Nuovo scontro tra le forze belligeranti di Khartoum, capitale del Sudan, e le Forze Armate nelle prime ore di venerdì. Numerosi bombardamenti hanno risuonato nei quartieri civili della città, segnale di un’escalation evidente. Ignorati gli appelli internazionali per una tregua durante la Eid al-Fitr, festività religiosa che coincide con la fine del Ramadan.
I principali promotori del cessate il fuoco sono il segretario generale delle Nazioni Unite, Antonio Guterres, e il Segretario di Stato americano Antony Blinken. La loro richiesta era di una tregua della durata pari a tre giorni, tuttavia esplosioni e spari hanno continuato a rimanere la colonna sonora nelle principali città sudanesi per la sesta notte consecutiva:
Invitiamo tutti i cittadini alla massima prudenza, a rimanere a casa, a chiudere porte e finestre e a sdraiarsi. Chiediamo anche a queste forze di essere responsabili e di smettere immediatamente di combattere per proteggere vite innocenti
Comunicato del Comitato Medico del Sudan
La capitale nel frattempo continua a svuotarsi incessantemente, con migliaia di persone in fuga. Chi ha scelto di restare vive in condizioni difficilissime da un punto di vista psicologico ma anche umano: mancano elettricità, cibo o acqua.
I portavoce di Blinken fanno sapere che ci sono stati due colloqui telefonici separati con Burhan, capo militare delle Forze Armate. e Dagalo, leader dei ribelli, affinché fosse instaurate una tregua fino al 23 aprile.
Per l’Eid di quest’anno, il nostro Paese sta sanguinando: la distruzione, la desolazione e il suono dei proiettili hanno preso il sopravvento sulla gioia. Speriamo di uscire da questa prova più uniti con un solo esercito, un solo popolo, verso il potere civile
Abdel Fattah Abdelrahman Burhan, capo delle Forze Armate
Guerra civile in Sudan, Unicef e OMS chiedono tregua
Da Unicef e Organizzazione Mondiale della Sanità arriva l’appello affinché sia concessa una tregua nella guerra civile in Sudan.
Quasi 330 persone sono morte e altre 3.200 sono state ferite
Ahmed al-Mandhari, portavoce dell’Organizzazione Mondiale della Sanità
Ieri il presidente dell’Oms, Thedros Ghrebejesus, ha pubblicato un post di condanna su Twitter definendo “preoccupante e straziante” il massacro di civili. Ha infine attaccato le forze armate per aver preso di mira le strutture sanitarie e ospedaliere, quale chiara violazione del diritto internazionale alla salute (Secondo il sindacato dei medici, fino al 70% degli ospedali di Khartoum e degli Stati limitrofi sono stati messi “fuori servizio” dai combattimenti). Il messaggio si conclude con la frase “la pace sia l’unica soluzione”.

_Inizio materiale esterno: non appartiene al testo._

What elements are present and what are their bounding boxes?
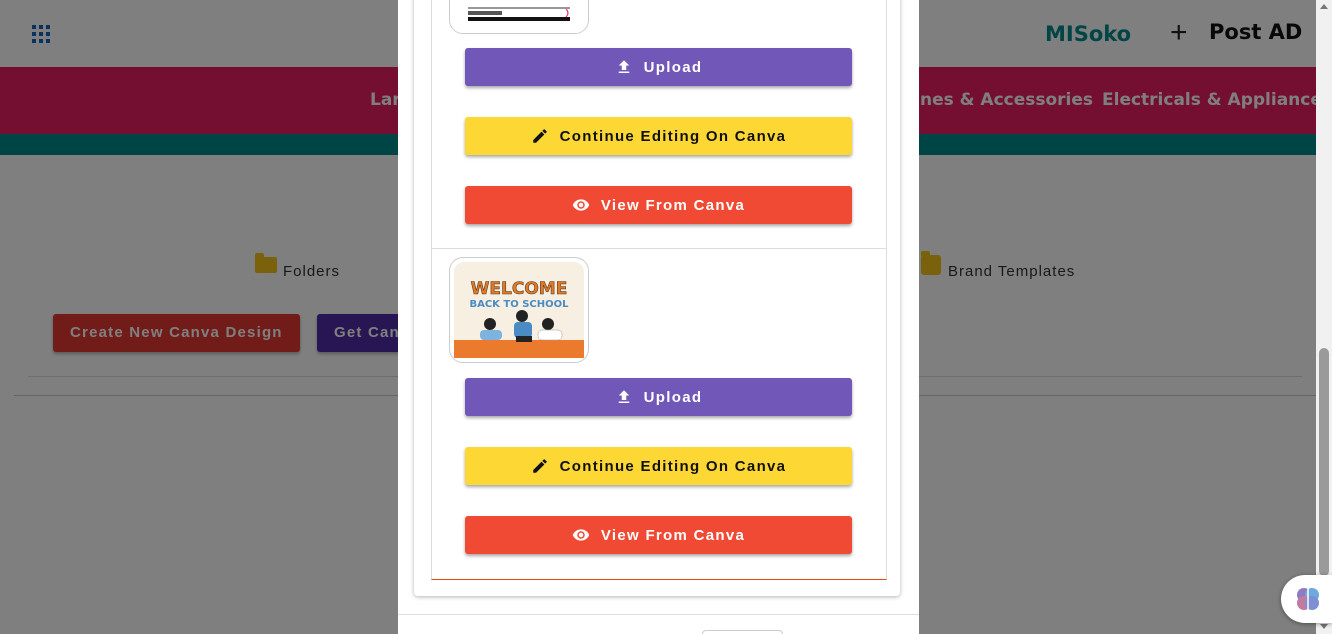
list-divider xyxy=(431,248,886,249)
upload-label: Upload xyxy=(643,388,703,406)
design-thumbnail xyxy=(449,0,589,34)
upload-label: Upload xyxy=(643,58,703,76)
view-from-canva-label: View From Canva xyxy=(600,526,746,544)
canva-designs-modal: Upload Continue Editing On Canva View Fr… xyxy=(398,0,919,634)
eye-icon xyxy=(572,199,590,211)
pencil-icon xyxy=(532,459,547,473)
design-thumbnail-back-to-school: WELCOME BACK TO SCHOOL xyxy=(449,257,589,363)
eye-icon xyxy=(572,529,590,541)
modal-footer-divider xyxy=(398,614,919,615)
page-scrollbar[interactable] xyxy=(1316,0,1332,634)
continue-editing-label: Continue Editing On Canva xyxy=(559,457,787,475)
upload-button[interactable]: Upload xyxy=(465,48,852,86)
thumbnail-title: WELCOME xyxy=(471,279,568,299)
brain-icon xyxy=(1297,588,1319,610)
upload-icon xyxy=(618,390,629,403)
view-from-canva-button[interactable]: View From Canva xyxy=(465,186,852,224)
scrollbar-thumb[interactable] xyxy=(1319,348,1329,576)
scroll-up-arrow[interactable] xyxy=(1320,4,1328,9)
continue-editing-button[interactable]: Continue Editing On Canva xyxy=(465,117,852,155)
continue-editing-label: Continue Editing On Canva xyxy=(559,127,787,145)
view-from-canva-button[interactable]: View From Canva xyxy=(465,516,852,554)
continue-editing-button[interactable]: Continue Editing On Canva xyxy=(465,447,852,485)
assistant-launcher[interactable] xyxy=(1281,575,1332,623)
view-from-canva-label: View From Canva xyxy=(600,196,746,214)
upload-icon xyxy=(618,60,629,73)
thumbnail-subtitle: BACK TO SCHOOL xyxy=(469,299,569,310)
pencil-icon xyxy=(532,129,547,143)
modal-footer-button[interactable] xyxy=(702,630,783,634)
upload-button[interactable]: Upload xyxy=(465,378,852,416)
scroll-down-arrow[interactable] xyxy=(1320,624,1328,629)
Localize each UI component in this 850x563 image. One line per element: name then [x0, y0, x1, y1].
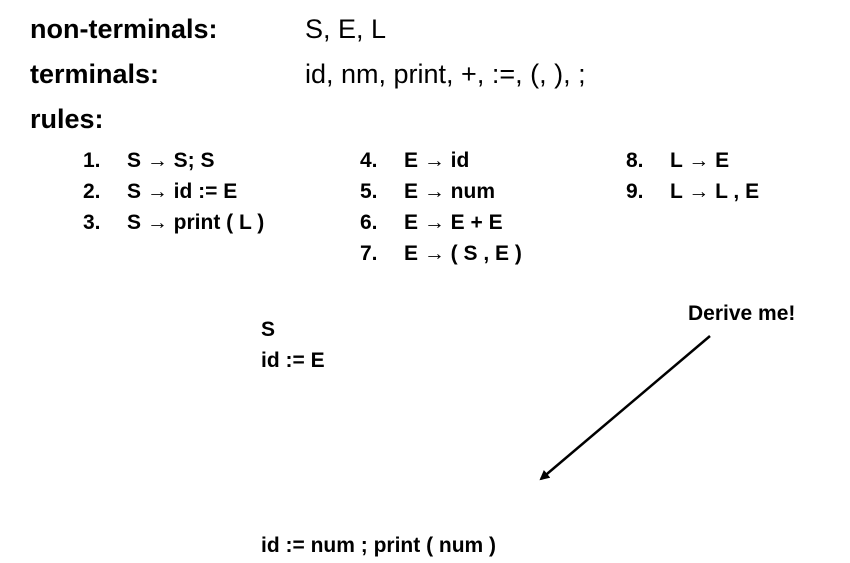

L’Unicef, l’agenzia delle Nazioni Unite per l’infanzia,ha dichiarato che “almeno nove bambini sono stati uccisi” negli scontri a fuoco.
Il Programma alimentare mondiale (PAM) ha avvertito che la violenza potrebbe far sprofondare altri milioni di persone nella fame in un Paese in cui 15 milioni di persone – un terzo della popolazione – già soffrono di insicurezza alimentare. Il Programma ha sospeso le operazioni dopo l’uccisione di tre collaboratori.
I Paesi stranieri corrono ai ripari
La tensione rimane altissima anche nelle zone di confine. In Egitto, per esempio, i ribelli possono contare sul supporto di alcuni gruppi mercenari (tra cui il fantomatico Wagner, già impegnato in Ucraina): confermato lo scambio di prigionieri. Anche al confine con l’Etiopia, ad Al Fashaqa, un attacco delle forze militari di Addis Abeba è stato respinto.
Tantissimi i Paesi che stanno provvedendo all’evacuazione: dopo il Giappone anche la Corea del Sud. Il primo ministro indiano Modi ha convocato un tavolo urgente, anche gli Usa progettano maxi evacuazione.